The food truck concept is one of the fastest growing trends in food service. Inspired by the culinary diversity that exists across the food truck industry, thousands of aspiring restaurant owners are jumping on the mobile food service bandwagon--launching operations at a fraction of the cost it would take to start a traditional restaurant.
And first-time restaurateurs aren't the only ones who are looking to cash in on food truck trends. According the National Restaurant Association (NRA), 19 percent of fast casual restaurants say that they are likely to launch a food truck within the next two years.
But whether you're an established food service business owner or an aspiring restaurateur, the NRA offers several tips to help get your food truck off to a strong start.
- Understand the risks. Food trucks create a new set of opportunities and challenges. Bad weather, mechanical breakdowns and other events can jeopardize your profitability, so it's important to have a clear understanding of the risks before you invest.
- Research laws and regulations. Food trucks are subject to zoning and regulations that are different for each municipality. Research the permit requirements and laws in your area as part of the planning process.

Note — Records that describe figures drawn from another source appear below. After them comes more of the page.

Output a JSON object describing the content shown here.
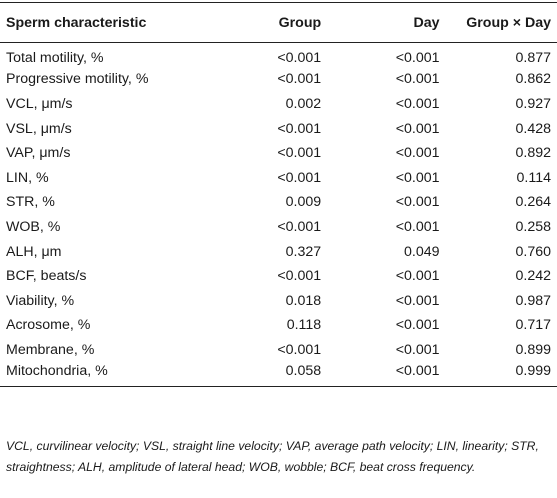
{
  "table": {
    "headers": {
      "characteristic": "Sperm characteristic",
      "group": "Group",
      "day": "Day",
      "group_x_day": "Group × Day"
    },
    "rows": [
      {
        "characteristic": "Total motility, %",
        "group": "<0.001",
        "day": "<0.001",
        "group_x_day": "0.877"
      },
      {
        "characteristic": "Progressive motility, %",
        "group": "<0.001",
        "day": "<0.001",
        "group_x_day": "0.862"
      },
      {
        "characteristic": "VCL, μm/s",
        "group": "0.002",
        "day": "<0.001",
        "group_x_day": "0.927"
      },
      {
        "characteristic": "VSL, μm/s",
        "group": "<0.001",
        "day": "<0.001",
        "group_x_day": "0.428"
      },
      {
        "characteristic": "VAP, μm/s",
        "group": "<0.001",
        "day": "<0.001",
        "group_x_day": "0.892"
      },
      {
        "characteristic": "LIN, %",
        "group": "<0.001",
        "day": "<0.001",
        "group_x_day": "0.114"
      },
      {
        "characteristic": "STR, %",
        "group": "0.009",
        "day": "<0.001",
        "group_x_day": "0.264"
      },
      {
        "characteristic": "WOB, %",
        "group": "<0.001",
        "day": "<0.001",
        "group_x_day": "0.258"
      },
      {
        "characteristic": "ALH, μm",
        "group": "0.327",
        "day": "0.049",
        "group_x_day": "0.760"
      },
      {
        "characteristic": "BCF, beats/s",
        "group": "<0.001",
        "day": "<0.001",
        "group_x_day": "0.242"
      },
      {
        "characteristic": "Viability, %",
        "group": "0.018",
        "day": "<0.001",
        "group_x_day": "0.987"
      },
      {
        "characteristic": "Acrosome, %",
        "group": "0.118",
        "day": "<0.001",
        "group_x_day": "0.717"
      },
      {
        "characteristic": "Membrane, %",
        "group": "<0.001",
        "day": "<0.001",
        "group_x_day": "0.899"
      },
      {
        "characteristic": "Mitochondria, %",
        "group": "0.058",
        "day": "<0.001",
        "group_x_day": "0.999"
      }
    ]
  },
  "footnote": "VCL, curvilinear velocity; VSL, straight line velocity; VAP, average path velocity; LIN, linearity; STR, straightness; ALH, amplitude of lateral head; WOB, wobble; BCF, beat cross frequency."
}
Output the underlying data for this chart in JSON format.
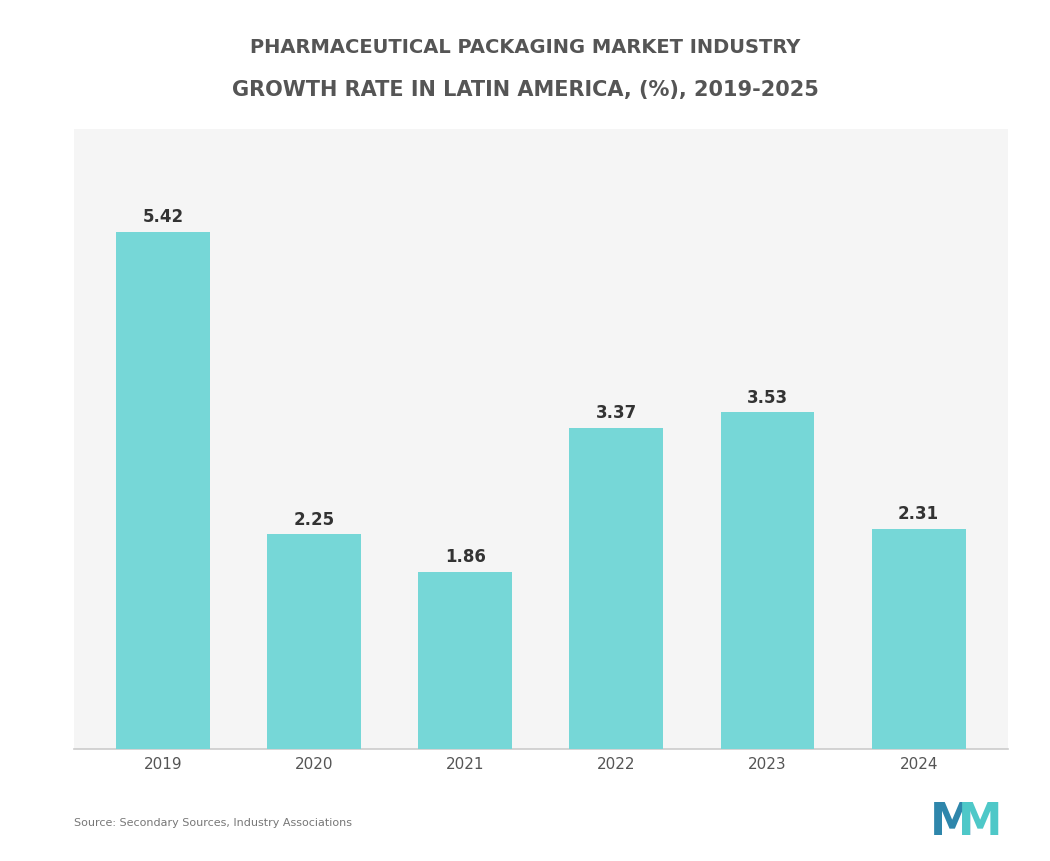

- Focus on a limited menu. There isn't much space for food prep and storage in a typical food truck, so you'll want to focus on a limited menu that allows you to quickly serve up a small selection of high quality dishes to your customers.
- Consider a trailer. Pull-behind trailers are less expensive than food trucks and have fewer liability issues. If it's viable, you might want to think about housing your operation in a trailer rather than customizing a motorized vehicle.
- Leverage stationary space. If you have a brick-and-mortar establishment, use it to do prep work and other activities that are difficult to perform in a truck. If you don't have a brick-and-mortar restaurant, consider doing prep work from your home or an area that meets food safety requirements.
Many would-be restaurant owners use their food trucks as stepping stones to starting a restaurant. Although many of the initial requirements are the same, future restaurant owners should incorporate the idea of eventually owning a brick-and-mortar establishment into their food truck business plan.